I would very much appreciate a hint.

Ty

ptrblck · April 21, 2020, 4:20am

The code looks generally alright.
I’m currently unsure about the data loading part.
Did you verify that your custom Dataset returns the expected tensors in the desired shape?

leoentersthevoid · April 21, 2020, 6:49am

That was where my thoughts went too first.

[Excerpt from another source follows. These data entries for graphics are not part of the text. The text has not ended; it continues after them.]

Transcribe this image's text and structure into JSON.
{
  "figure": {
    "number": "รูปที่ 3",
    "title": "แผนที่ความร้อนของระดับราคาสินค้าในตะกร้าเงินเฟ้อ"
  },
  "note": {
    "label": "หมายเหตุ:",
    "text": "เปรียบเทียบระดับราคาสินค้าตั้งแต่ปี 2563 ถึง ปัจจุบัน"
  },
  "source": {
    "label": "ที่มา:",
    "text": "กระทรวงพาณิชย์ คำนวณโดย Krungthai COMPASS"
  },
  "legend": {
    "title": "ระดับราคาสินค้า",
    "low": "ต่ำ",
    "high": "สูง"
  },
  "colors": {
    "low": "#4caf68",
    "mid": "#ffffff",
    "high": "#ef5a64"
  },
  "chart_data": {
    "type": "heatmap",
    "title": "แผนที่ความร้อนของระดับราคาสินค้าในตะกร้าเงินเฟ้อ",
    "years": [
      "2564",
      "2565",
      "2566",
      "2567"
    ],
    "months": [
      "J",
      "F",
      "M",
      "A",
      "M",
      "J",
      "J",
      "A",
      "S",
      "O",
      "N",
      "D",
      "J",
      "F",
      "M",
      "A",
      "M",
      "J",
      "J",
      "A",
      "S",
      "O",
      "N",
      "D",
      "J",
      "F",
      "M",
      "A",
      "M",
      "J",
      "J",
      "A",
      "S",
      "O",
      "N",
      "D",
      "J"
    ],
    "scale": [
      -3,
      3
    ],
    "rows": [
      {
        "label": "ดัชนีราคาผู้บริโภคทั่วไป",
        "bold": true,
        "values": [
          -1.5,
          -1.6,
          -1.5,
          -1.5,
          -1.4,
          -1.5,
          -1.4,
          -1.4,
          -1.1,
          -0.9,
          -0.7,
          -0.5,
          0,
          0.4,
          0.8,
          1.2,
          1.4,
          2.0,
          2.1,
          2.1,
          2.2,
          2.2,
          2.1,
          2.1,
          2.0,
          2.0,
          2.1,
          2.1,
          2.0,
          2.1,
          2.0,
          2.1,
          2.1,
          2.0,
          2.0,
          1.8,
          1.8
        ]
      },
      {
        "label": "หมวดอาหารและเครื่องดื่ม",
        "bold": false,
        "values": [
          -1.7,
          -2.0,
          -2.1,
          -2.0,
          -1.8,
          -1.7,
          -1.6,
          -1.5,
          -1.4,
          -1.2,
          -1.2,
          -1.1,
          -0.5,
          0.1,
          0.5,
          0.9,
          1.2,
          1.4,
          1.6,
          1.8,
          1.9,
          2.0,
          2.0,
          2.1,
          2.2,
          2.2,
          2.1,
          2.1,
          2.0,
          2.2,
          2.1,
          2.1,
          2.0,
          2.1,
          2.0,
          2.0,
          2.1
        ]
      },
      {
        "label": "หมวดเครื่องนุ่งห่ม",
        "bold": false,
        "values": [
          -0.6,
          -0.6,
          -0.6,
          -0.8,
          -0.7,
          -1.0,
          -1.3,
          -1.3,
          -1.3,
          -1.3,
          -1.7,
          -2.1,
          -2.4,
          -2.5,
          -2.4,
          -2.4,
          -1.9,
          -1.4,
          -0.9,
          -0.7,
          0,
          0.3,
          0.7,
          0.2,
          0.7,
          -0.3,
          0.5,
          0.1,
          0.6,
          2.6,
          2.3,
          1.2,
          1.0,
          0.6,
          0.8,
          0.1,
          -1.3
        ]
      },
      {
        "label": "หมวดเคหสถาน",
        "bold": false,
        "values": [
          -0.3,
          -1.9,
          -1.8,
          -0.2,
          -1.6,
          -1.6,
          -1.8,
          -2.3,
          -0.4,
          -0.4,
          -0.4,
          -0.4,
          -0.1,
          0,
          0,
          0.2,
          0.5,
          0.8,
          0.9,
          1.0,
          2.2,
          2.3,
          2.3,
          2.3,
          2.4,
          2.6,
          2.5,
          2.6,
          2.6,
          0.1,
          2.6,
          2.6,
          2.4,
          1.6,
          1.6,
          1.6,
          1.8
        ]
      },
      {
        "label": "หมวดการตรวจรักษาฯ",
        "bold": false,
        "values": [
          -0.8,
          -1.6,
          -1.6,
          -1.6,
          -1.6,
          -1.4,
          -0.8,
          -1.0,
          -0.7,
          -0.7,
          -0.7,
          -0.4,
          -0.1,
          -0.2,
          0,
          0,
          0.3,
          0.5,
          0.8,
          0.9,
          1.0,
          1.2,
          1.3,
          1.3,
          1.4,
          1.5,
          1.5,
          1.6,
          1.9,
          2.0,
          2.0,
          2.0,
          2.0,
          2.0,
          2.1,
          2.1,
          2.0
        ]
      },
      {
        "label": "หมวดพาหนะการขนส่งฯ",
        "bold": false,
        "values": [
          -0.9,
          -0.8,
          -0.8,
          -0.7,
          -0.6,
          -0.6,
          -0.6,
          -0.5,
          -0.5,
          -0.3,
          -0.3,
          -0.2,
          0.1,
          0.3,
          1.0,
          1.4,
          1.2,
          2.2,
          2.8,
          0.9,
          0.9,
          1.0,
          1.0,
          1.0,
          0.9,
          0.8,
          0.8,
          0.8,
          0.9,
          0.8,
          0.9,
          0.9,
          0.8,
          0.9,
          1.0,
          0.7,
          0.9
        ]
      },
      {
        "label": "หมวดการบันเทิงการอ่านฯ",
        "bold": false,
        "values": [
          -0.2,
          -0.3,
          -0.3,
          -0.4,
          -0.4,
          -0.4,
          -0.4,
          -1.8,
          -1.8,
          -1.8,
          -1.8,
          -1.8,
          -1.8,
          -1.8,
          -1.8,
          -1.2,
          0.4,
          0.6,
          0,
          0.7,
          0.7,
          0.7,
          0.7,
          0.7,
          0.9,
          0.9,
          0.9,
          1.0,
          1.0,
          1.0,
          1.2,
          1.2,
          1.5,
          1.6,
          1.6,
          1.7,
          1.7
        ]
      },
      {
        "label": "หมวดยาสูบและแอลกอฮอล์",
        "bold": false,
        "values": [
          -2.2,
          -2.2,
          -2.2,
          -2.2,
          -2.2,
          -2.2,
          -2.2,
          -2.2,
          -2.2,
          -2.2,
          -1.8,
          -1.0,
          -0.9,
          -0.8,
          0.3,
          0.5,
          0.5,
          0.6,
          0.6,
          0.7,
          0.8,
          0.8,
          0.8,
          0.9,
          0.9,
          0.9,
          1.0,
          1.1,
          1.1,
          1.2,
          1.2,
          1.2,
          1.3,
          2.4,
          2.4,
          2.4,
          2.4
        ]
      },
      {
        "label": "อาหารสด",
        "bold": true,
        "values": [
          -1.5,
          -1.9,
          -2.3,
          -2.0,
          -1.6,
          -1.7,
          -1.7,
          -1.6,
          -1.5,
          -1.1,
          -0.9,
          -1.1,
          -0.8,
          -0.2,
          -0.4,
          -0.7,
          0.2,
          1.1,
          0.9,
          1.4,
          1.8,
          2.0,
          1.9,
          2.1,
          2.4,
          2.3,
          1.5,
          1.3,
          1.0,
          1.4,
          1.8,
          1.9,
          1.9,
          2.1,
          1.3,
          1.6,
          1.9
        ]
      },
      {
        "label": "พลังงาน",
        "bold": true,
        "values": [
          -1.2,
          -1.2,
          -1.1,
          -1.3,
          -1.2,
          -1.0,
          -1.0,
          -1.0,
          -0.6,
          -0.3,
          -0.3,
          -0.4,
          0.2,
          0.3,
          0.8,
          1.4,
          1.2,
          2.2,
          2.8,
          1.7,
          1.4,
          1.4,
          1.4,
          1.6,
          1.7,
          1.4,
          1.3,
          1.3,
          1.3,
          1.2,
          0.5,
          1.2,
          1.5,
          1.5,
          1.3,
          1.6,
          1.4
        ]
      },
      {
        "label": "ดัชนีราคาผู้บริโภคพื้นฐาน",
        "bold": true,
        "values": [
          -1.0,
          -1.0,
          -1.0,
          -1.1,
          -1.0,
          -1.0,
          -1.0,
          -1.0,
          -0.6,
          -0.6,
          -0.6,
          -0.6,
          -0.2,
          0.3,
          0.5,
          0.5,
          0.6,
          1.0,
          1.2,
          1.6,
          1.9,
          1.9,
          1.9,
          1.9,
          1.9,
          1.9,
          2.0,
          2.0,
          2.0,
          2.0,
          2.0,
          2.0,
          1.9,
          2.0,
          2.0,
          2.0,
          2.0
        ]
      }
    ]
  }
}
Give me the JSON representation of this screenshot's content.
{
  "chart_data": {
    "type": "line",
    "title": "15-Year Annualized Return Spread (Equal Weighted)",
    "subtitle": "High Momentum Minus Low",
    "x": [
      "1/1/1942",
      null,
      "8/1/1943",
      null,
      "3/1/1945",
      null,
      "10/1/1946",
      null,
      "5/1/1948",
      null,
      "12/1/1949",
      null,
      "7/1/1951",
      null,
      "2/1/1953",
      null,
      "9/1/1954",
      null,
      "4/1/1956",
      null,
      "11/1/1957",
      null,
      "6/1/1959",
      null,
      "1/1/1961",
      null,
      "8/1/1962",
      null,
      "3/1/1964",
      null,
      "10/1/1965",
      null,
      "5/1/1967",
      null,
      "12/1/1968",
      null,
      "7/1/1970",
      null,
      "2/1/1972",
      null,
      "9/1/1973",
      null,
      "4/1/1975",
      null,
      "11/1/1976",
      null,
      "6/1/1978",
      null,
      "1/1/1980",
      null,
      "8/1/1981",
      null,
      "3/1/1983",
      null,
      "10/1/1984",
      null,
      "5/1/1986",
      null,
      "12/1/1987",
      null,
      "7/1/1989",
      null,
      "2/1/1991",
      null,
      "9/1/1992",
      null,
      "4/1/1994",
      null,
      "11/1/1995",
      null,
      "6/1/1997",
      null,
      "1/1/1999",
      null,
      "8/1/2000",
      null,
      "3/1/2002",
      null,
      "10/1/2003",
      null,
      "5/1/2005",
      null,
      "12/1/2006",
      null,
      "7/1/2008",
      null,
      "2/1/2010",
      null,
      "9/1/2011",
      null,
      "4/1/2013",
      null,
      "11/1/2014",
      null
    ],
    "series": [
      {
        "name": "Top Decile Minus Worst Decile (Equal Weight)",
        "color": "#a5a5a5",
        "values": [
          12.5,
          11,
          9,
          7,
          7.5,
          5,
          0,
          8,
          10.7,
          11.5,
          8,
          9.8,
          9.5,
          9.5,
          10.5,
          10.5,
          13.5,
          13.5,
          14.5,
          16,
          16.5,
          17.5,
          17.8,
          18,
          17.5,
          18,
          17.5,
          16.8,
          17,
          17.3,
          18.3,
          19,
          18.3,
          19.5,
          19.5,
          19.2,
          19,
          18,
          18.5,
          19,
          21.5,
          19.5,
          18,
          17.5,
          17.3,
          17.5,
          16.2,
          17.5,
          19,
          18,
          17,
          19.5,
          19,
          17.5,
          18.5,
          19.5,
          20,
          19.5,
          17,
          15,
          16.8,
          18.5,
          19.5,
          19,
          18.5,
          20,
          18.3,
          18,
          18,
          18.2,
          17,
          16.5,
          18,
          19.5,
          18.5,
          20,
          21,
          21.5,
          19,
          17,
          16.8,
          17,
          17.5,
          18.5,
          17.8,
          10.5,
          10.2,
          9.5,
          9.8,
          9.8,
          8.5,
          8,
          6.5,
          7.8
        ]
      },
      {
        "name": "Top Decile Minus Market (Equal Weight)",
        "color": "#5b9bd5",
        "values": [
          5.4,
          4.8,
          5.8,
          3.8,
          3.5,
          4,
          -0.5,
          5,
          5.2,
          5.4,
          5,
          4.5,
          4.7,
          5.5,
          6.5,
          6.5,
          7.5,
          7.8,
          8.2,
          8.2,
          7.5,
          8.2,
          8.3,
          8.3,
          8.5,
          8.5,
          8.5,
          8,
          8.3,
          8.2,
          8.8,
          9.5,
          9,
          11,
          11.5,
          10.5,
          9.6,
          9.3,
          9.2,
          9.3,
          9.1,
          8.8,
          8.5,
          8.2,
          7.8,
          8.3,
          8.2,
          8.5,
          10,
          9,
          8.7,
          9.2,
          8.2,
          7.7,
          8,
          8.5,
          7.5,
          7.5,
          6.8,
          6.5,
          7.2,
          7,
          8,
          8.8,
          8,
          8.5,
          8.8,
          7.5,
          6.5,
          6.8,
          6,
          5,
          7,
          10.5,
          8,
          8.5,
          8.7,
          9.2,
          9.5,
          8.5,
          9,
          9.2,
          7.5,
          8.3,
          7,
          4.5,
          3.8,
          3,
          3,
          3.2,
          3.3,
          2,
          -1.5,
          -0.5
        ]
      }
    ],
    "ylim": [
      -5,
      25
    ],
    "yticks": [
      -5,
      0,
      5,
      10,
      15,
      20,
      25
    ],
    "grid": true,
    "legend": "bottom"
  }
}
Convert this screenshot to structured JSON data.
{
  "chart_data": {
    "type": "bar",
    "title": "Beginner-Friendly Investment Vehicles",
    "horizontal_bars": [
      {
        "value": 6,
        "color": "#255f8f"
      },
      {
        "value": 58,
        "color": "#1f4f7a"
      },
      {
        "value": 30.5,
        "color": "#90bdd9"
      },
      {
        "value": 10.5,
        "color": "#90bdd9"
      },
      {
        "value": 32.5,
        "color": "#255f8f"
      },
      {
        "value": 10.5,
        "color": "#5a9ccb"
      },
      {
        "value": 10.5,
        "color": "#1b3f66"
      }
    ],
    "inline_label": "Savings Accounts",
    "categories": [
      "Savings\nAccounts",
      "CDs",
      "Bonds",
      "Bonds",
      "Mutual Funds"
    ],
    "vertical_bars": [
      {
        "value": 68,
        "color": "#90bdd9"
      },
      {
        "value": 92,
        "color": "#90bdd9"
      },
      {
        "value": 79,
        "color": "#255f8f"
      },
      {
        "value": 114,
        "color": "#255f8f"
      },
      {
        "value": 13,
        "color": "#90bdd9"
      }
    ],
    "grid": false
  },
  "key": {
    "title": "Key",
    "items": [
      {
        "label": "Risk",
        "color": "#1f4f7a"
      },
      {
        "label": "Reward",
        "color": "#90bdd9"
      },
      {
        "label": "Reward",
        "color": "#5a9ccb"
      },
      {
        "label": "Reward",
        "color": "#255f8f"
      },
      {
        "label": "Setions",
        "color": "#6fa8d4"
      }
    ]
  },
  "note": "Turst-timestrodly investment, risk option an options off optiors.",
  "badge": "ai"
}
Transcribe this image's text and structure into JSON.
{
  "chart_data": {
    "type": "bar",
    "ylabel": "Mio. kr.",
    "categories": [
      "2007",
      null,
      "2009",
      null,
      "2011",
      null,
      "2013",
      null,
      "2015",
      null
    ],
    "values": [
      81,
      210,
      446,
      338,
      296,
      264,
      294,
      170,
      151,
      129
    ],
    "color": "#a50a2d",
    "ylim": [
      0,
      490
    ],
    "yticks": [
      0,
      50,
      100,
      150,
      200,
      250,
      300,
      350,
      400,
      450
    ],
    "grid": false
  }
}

For a convolutional 1D layer, the shape should be N x C x L, so for my case, this will be BATCH_SIZE x 1 x 31029. So that’s what goes into the first layer. The final shape of the input tensor after the forward pass is done will be BATCH_SIZE x CLASSES. I’ve checked this detail and the shapes are ok as far as I can tell.

Moreover, in the above code, I standardized the data, but then I couldn’t find a reason why I’ve done it considering the data is already between 0 - 1 (C=0.25, T=0.50, G=0.75, A=1.0, missing_entries=0.0). So I removed the standardization part, but still without any improvement.